Skills for reflection. The wisdom we covet for people is thus not merely a matter of knowledge. One of the gaps that now strikesus when we read the ordinal's description of ordinands as needing to be of godly life and sound learning is that capacity to practice what is often termed theological reflection. Even if people have a superb grounding in the content of the Christian tradition, that does not guarantee that they know how to use it. They need to be able to start from situations, questions, and policies that life and ministry confront them with, so that they can look at these in the light of scripture, history, and doctrine. Indeed, they may only come to a proper grasp of the significance of scripture when they do that.
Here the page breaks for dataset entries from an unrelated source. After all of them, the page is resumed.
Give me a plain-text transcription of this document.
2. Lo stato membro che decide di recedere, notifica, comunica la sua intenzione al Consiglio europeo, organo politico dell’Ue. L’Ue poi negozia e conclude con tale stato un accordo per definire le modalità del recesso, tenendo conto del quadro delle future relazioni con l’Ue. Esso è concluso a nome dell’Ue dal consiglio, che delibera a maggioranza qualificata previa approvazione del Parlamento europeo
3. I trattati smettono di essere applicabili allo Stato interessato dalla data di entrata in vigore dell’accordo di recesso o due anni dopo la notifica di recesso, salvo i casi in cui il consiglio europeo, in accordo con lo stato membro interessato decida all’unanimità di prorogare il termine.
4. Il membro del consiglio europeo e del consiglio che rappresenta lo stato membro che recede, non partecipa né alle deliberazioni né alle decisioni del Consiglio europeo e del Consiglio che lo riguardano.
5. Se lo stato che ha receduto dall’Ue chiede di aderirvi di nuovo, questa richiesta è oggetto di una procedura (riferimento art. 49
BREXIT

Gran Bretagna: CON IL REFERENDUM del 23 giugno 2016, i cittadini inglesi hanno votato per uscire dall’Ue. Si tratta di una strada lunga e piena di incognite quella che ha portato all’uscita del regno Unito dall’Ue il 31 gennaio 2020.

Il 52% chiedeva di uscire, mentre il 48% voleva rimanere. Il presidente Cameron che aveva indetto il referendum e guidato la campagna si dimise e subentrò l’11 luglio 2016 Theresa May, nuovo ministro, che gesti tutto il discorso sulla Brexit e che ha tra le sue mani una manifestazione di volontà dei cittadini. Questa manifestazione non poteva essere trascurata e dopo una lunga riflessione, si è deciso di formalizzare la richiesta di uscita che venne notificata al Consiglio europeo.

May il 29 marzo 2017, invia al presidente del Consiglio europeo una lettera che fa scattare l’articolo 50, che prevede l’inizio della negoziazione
So college courses introduce people to theological reflection of this kind, beginning (as we have noted) with the invitation to think theologically about the job they did before they came to college, and about patterns of life and ministry in the churches they came from, to encouragethem to develop the habit and skill of looking at questions in this way so that they may do so in the context of the ministry.

To put the point in the terms of another related topic of much discussion in ministerial training circles in the Church of England, theological education involves the ability to think in an integrative way. We inherit a tradition of the study of theology which separates critical study from application, Bible from doctrine, pastoral from theology. Subjects such as Old Testament or Ethics or Worship have long been studied as discrete areas with differing methodologies, whose interrelationship as part of one whole is thus unclear. This has brought benefits to the study of the parts, but deprivation in the loss of the whole. Working back from topics which require theological reflection on the broadest front provides a way of bypassing the barriers which seem to stand between subjects when one begins from the academic end.